The BOT contracts were signed together with a supporting GGU. The first BOT decree detailing the regime was issued in 1993 and amended regularly until replaced by a PPP decree in 2015. Most if not all licensed PPP projects with foreign investment began under the BOT regime. Some have been licensed under the PPP regime but so far as we know no major project with foreign investment that was first conceived under that regime has been licensed.
The possible situation of no licensed PPP projects with foreign investment created under the regime after more than four years of operation raises questions.
The answer to why this may have occurred lies not in any issue arising in the legal framework, but simply from the inability of foreign and governmental negotiating parties to come to agreement on the detail of essentially commercial matters including risk allocation.
This may be partly explained by Vietnam wishing to move on from protections granted up to 20 years ago when the country was an untested investment destination and investors or lenders did not agree to all the changes to precedent sought by Vietnam.
There are both good prospects and challenging hurdles for Vietnam when it calls investment from foreigners into infrastructure development.
In the power sector, there are unallocated projects in the national Power Development Master Plan VII and reports of looming power shortages. This represents an opportunity for repeating prior successful investment in large power plants.
In terms of transport, so far potential road investments have faced difficulties in agreeing applicable financial parameters. This may change. Over 50 overseas investor groups have reportedly submitted bidding documents to join the Ministry of Transport’s bids to develop eight PPP component projects along the Eastern North-South Expressway. Since at least 2014, railway and airport projects have also been earmarked for outside investment. As is the case for roads, new financial mechanisms will be required. In the liquefied natural gas (LNG) sector, the gas master plan provides for a national network of LNG terminals, storage, and pipelines. This is new for Vietnam. Several foreign investor groups are proposing LNG investment, which will likely be outside the PPP regime.

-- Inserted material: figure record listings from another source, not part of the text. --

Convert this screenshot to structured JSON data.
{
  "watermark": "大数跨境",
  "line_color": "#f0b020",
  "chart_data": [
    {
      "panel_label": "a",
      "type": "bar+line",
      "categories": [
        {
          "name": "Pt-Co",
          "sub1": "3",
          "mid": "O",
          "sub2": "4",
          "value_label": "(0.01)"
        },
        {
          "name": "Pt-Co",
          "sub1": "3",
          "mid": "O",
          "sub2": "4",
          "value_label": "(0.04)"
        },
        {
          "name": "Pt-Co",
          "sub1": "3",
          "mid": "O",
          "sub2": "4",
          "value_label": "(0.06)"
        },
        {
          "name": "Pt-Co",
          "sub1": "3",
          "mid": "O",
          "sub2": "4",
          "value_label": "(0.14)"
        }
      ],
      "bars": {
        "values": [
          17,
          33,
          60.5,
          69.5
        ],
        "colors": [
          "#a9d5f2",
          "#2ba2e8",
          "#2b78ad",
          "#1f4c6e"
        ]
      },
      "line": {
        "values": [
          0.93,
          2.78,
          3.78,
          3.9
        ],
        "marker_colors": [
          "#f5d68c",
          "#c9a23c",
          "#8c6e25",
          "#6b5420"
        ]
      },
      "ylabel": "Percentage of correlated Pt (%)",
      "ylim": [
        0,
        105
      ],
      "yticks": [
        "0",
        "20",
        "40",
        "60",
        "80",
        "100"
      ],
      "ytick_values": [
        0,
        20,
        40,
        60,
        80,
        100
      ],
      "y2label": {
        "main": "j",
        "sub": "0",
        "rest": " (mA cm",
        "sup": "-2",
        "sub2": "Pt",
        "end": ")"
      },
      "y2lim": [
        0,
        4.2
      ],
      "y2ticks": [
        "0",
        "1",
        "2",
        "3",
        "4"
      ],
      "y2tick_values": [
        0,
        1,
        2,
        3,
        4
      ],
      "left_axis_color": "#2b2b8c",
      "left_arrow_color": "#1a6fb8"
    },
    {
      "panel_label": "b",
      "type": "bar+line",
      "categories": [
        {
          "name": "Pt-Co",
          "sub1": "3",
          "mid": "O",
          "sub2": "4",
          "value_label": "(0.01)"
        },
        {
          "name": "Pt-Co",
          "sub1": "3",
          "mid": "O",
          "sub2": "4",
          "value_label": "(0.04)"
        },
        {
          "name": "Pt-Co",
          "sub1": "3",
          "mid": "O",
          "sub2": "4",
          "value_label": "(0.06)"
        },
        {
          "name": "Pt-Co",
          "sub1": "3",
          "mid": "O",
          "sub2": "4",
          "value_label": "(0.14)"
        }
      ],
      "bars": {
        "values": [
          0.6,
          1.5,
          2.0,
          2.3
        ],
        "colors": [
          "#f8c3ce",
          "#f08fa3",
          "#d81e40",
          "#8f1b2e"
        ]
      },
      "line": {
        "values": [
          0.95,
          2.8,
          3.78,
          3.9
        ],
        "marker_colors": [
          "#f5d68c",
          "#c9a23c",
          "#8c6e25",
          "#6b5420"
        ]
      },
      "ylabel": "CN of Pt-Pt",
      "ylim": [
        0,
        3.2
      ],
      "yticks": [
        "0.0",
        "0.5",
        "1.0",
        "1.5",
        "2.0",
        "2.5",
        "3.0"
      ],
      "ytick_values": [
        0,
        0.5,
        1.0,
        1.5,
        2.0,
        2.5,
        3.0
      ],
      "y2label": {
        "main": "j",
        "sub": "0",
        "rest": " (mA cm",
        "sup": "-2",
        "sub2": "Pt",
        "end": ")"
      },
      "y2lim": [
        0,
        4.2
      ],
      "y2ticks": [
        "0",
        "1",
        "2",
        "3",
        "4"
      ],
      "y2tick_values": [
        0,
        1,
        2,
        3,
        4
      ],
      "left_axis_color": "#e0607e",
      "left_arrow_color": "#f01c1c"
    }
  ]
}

Furthermore, there are a current potential and general challenge towards attaining successful foreign investment in infrastructure. That is the upgrading of the status of the current government decree on PPP to a law. The first draft PPP law was published in May.
The good news is that key elements of the prior successful regime of incentives and protections for foreign investment in BOT/PPP projects are essentially preserved. Besides, the draft also introduces some ideas that foreign investors consider unattractive. These include, amongst other things:
-Compulsory requirements on the use of domestic contractor/sub-contractor and domestic suppliers;
-Requiring a performance security deposit by the investor;
-Requiring financing to be completed within 12 months;
-Application of regulations on management and use of public investment;
-Compensation for expropriation and requisition in accordance with Vietnamese law; and
-Vietnamese governing law for the project contracts.
It would make PPP projects’ investment more enticing for foreign investors and lenders if these items did not move into the next draft. It would also be helpful if some provisions could be added, expressly enabling risk allocation along lines previously agreed but which so far have had to be renegotiated for each project. These might include provisions on the mortgage of land use rights, and compensation details supplementing existing law in case of a change in law or necessary expropriation.
Vietnam has changed remarkably since the first generation GGU in 2002 and is no longer an unknown investment destination. It has a track record of making reasonable contracts and honouring them in every detail. This should give confidence to investors and lenders not to seek all that was agreed in the past. Perhaps foreign investors/lenders in new projects can consider having more pragmatic and flexible positions on some risks.